La demokrazia a stelle e strisce irakena ammazza tre manifestanti in una giornata di mobilitazione lanciata da diversi settori della società in lotta per migliorare le proprie condizioni di vita e contro la corruzione del regime. Alcuni commentatori occidentali con il fare delle anime candide giorni fa dicevano che il movimento irakeno avrebbe mostrato al mondo la vittoria della democrazia in Iraq grazie alla tolleranza con cui il regime avrebbe trattato le iniziative di lotta contro il caro vita e la crisi. Ecco qui la prima dimostrazione. Manifestazioni represse che contano già morti e decine di feriti.

D’altronde solo chi fa finta di aver già dimenticato le fiamme che avvolsero Falluja e la violenza dell’esercito americano ed alleato nel presidio militare permanente del post-Saddam potrebbe proporre una considerazione del genere. Smentiti dalla reazione del governo a loro fedele, adesso gli stati occidentali che esportavano la democrazia con tonnellate di bombe, dovranno vedersela con le giornate della collera iraquena che chiama al risveglio un popolo massacrato da crisi economica e guerra.

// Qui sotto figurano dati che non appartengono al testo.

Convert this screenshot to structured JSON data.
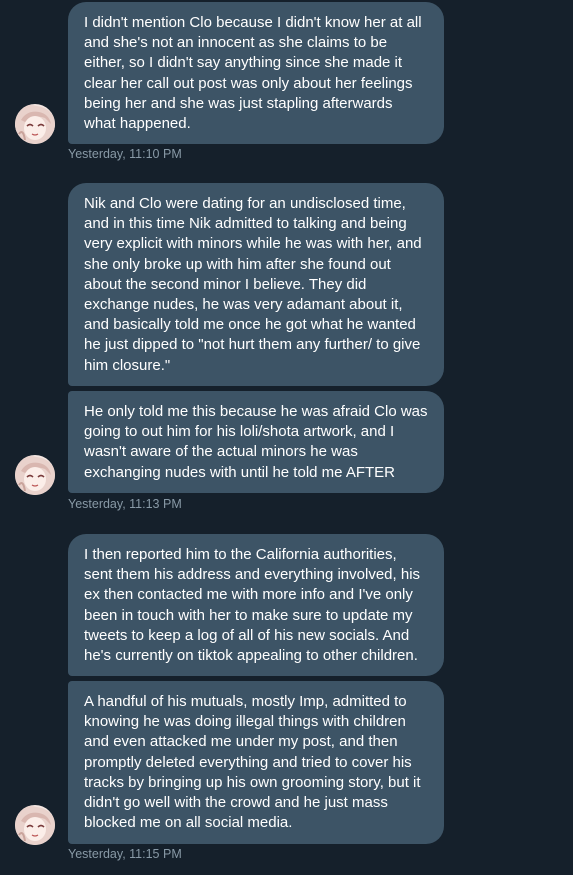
{
  "conversation": {
    "messages": [
      "I didn't mention Clo because I didn't know her at all\nand she's not an innocent as she claims to be\neither, so I didn't say anything since she made it\nclear her call out post was only about her feelings\nbeing her and she was just stapling afterwards\nwhat happened.",
      "Nik and Clo were dating for an undisclosed time,\nand in this time Nik admitted to talking and being\nvery explicit with minors while he was with her, and\nshe only broke up with him after she found out\nabout the second minor I believe. They did\nexchange nudes, he was very adamant about it,\nand basically told me once he got what he wanted\nhe just dipped to \"not hurt them any further/ to give\nhim closure.\"",
      "He only told me this because he was afraid Clo was\ngoing to out him for his loli/shota artwork, and I\nwasn't aware of the actual minors he was\nexchanging nudes with until he told me AFTER",
      "I then reported him to the California authorities,\nsent them his address and everything involved, his\nex then contacted me with more info and I've only\nbeen in touch with her to make sure to update my\ntweets to keep a log of all of his new socials. And\nhe's currently on tiktok appealing to other children.",
      "A handful of his mutuals, mostly Imp, admitted to\nknowing he was doing illegal things with children\nand even attacked me under my post, and then\npromptly deleted everything and tried to cover his\ntracks by bringing up his own grooming story, but it\ndidn't go well with the crowd and he just mass\nblocked me on all social media."
    ],
    "timestamps": [
      "Yesterday, 11:10 PM",
      "Yesterday, 11:13 PM",
      "Yesterday, 11:15 PM"
    ]
  },
  "colors": {
    "background": "#15202b",
    "bubble": "#3d5466",
    "timestamp": "#8899a6"
  },
  "avatar": {
    "icon": "anime-girl-avatar"
  }
}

Intanto proprio oggi, mentre ben 12 delle 18 province irachene erano in mobilitazione, il signor Raffiq Ahmed Al-Janabi, ex ingegnere chimico durante il regime di Saddam dichiara al Gurdian di essersi inventato di sana pianta le storie relative alle armi biologiche e alle fabbriche clandestine di armi di distruzione di massa. Le sue confidenze ai servizi segreti furono il cavallo di battaglia per legittimare la guerra e le atrocità commesse dall’esercito USA e dagli alleati contro il regime del Rais irakeno. Dalle spifferate degli ex informatori, ai moti di piazza la democrazia irakena allestita durante la guerra infinita di Bush sembra poter divenire la dimostrazione, se mai ce ne fosse stato bisogno, delle crociate degli ultimi anni delle potenze occidentali. E insieme al movimento irakeno anche tutti i milioni di uomini e donne mobilitati nel movimento no-war potrebbero prendersi una grande rivincita.